Substrate Read lock Write lock
C++17 std::shared_lock<std::shared_mutex> std::unique_lock<std::shared_mutex>
Rust RwLock::read() RwLock::write()
Java ReentrantReadWriteLock.readLock() .writeLock()
Python No stdlib RW lock; libraries (e.g., readerwriterlock) same
Go sync.RWMutex.RLock() .Lock()
InnoDB row level SELECT ... FOR SHARE SELECT ... FOR UPDATE / implicit on UPDATE/DELETE
Postgres advisory pg_advisory_lock_shared pg_advisory_lock

The pattern transfers cleanly across substrates because the underlying primitive (the readers-writer lock) is universally available.

Trade-offs

  • Read-side cost: shared-lock acquisitions are slightly heavier than plain mutex acquisitions on most platforms. At low contention, replacing a std::mutex with a std::shared_mutex can be a marginal regression.

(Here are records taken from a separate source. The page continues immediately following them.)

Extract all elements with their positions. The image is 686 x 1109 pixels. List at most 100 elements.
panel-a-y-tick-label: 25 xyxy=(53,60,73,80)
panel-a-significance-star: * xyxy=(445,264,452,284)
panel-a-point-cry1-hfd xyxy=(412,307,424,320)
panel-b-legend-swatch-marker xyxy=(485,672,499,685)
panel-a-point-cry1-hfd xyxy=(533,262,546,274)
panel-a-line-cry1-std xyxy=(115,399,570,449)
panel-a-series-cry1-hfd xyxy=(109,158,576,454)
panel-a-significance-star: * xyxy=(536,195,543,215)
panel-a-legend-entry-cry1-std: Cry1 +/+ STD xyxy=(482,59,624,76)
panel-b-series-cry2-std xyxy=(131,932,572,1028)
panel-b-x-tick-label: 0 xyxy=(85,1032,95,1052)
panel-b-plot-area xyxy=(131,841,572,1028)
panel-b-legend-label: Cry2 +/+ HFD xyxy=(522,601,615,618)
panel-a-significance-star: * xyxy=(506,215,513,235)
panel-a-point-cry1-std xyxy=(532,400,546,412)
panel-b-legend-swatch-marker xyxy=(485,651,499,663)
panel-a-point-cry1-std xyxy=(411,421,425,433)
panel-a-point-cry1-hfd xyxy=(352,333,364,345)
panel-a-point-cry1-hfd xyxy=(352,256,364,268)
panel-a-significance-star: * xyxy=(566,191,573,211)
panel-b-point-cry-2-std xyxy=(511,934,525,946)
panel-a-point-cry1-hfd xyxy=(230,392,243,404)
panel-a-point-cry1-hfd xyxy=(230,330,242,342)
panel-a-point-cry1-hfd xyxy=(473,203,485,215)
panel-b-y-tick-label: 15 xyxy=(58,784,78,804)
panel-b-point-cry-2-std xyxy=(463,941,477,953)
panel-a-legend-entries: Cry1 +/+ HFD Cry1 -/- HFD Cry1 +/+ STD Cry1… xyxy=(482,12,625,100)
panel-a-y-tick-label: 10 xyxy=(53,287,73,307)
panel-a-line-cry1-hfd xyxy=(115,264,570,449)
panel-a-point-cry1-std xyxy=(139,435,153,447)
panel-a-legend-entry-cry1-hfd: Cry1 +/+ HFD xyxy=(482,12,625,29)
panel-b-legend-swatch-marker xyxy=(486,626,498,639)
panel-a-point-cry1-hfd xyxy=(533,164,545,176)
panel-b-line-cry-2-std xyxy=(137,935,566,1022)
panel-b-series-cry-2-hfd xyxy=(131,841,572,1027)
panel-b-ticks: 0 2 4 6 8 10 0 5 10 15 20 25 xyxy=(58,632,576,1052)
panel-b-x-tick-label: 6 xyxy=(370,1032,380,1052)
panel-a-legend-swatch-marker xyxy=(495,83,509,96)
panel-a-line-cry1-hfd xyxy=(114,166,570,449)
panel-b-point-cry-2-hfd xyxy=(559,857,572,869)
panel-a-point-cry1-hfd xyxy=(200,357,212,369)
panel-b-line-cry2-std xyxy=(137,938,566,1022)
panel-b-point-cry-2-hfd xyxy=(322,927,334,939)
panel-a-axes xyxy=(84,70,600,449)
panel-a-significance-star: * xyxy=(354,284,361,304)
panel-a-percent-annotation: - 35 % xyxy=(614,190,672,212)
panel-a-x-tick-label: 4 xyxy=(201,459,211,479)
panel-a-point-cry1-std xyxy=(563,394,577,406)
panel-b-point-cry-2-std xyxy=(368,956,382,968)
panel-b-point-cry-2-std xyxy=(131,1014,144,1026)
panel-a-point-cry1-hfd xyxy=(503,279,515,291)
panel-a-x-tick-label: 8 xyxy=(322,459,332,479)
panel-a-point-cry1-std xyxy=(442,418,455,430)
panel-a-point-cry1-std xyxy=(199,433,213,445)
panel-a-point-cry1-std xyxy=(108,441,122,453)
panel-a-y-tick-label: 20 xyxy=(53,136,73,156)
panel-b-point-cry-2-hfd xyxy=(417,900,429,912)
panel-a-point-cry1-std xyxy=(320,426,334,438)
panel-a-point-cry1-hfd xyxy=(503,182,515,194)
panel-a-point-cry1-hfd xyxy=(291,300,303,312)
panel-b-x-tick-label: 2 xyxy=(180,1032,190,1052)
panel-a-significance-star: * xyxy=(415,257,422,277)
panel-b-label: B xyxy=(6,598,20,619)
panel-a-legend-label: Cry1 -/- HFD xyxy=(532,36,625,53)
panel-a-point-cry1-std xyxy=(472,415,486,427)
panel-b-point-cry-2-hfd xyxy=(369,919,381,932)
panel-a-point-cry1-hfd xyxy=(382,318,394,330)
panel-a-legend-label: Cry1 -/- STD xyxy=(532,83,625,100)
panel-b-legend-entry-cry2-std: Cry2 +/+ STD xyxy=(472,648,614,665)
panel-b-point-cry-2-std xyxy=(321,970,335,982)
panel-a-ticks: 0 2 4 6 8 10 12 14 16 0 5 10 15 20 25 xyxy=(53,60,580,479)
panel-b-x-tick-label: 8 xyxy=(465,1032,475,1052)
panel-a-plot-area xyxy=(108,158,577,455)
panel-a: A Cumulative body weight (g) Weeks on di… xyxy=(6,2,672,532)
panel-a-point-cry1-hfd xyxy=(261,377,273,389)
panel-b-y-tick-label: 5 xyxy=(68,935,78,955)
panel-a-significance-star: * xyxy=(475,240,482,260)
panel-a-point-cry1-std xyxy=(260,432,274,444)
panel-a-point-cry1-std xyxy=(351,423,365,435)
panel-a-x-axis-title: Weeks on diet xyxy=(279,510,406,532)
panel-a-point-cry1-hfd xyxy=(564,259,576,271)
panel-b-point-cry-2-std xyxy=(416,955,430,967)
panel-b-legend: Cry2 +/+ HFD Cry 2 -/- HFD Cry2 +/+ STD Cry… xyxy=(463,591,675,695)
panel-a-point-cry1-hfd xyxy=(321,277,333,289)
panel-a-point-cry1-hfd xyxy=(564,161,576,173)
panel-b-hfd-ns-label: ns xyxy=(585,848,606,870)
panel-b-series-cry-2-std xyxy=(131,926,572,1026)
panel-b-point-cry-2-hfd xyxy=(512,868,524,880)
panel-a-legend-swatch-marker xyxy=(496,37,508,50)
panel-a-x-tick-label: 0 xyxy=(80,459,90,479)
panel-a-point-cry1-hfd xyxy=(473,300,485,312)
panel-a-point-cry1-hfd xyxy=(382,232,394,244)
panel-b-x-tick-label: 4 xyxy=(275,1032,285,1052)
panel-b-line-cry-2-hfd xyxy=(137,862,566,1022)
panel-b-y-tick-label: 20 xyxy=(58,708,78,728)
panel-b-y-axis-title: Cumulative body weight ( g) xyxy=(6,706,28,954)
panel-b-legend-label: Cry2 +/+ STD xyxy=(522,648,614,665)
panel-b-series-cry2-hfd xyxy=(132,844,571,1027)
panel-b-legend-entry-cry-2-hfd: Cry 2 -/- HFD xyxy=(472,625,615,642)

The pattern is correct iff the contention reduction outweighs the per-acquisition overhead — true in any high-contention read-heavy critical section.
  • Writer starvation risk: with continuous read traffic, writers can be starved indefinitely on naive RW lock implementations. Most modern implementations (std:: shared_mutex, Java ReentrantReadWriteLock with fairness flag) support writer-priority modes; if writers are occasionally important, configure fairness explicitly.
  • Hidden mutating callees: a critical section that appears read-only may invoke functions that mutate shared state under the hood (lazy caching, statistics updates, reference-counted resource tracking). Mutation inside a shared-lock critical section is a correctness bug, not just a performance one. Audit carefully.
  • Often paired with [[patterns/deferred-copy-cached- collection]] — switching to shared lock removes the serialising bottleneck but per-reader copy-of-the- collection can still dominate. The deferred-copy pattern eliminates the copy. Cloudflare's Optimizations 1 + 2 ship together precisely because they compose.
  • Sometimes paired with patterns/binary-search-on-sorted-partition-prefix — once concurrent reads are unblocked and copies eliminated, residual per-read scan cost can be reduced further by exploiting structural ordering of the data. Cloudflare's Optimization 3.
  • concepts/shared-lock-vs-exclusive-lock — the pedagogical primitive. The wiki's concept page frames shared vs. exclusive locks at the InnoDB row-locking altitude; this pattern transfers the same framing to in-memory metadata locks in a database server's runtime.

Adjacent in the literature

  • Read-Copy-Update (RCU) — Linux kernel primitive that takes the read-side fast-path further than RW locks (zero-cost reads, deferred reclamation). The shared-lock pattern is a strict subset of RCU's read-side discipline; RCU is what you reach for when even shared-lock acquisition cost is unacceptable.
  • epoch-based reclamation in concurrent data structures (Crossbeam in Rust, folly::Hazptr in C++) — same family.

Seen in

  • sources/2026-05-14-cloudflare-clickhouse-query-plan-contention — canonical wiki instance. ClickHouse MergeTreeData parts mutex used exclusively by query planners that only read the parts list; switching to std::shared_lock delivered the immediate drop in query duration that resolved Cloudflare's billing-pipeline slowdown. Optimization 1 in the three-patch stack; upstream as PR #85535. The post explicitly names "It had no business using an exclusive lock" as the diagnosis, which makes this the canonical wiki instance of the exclusive-where-shared-suffices mistake at the OLAP- database planner altitude.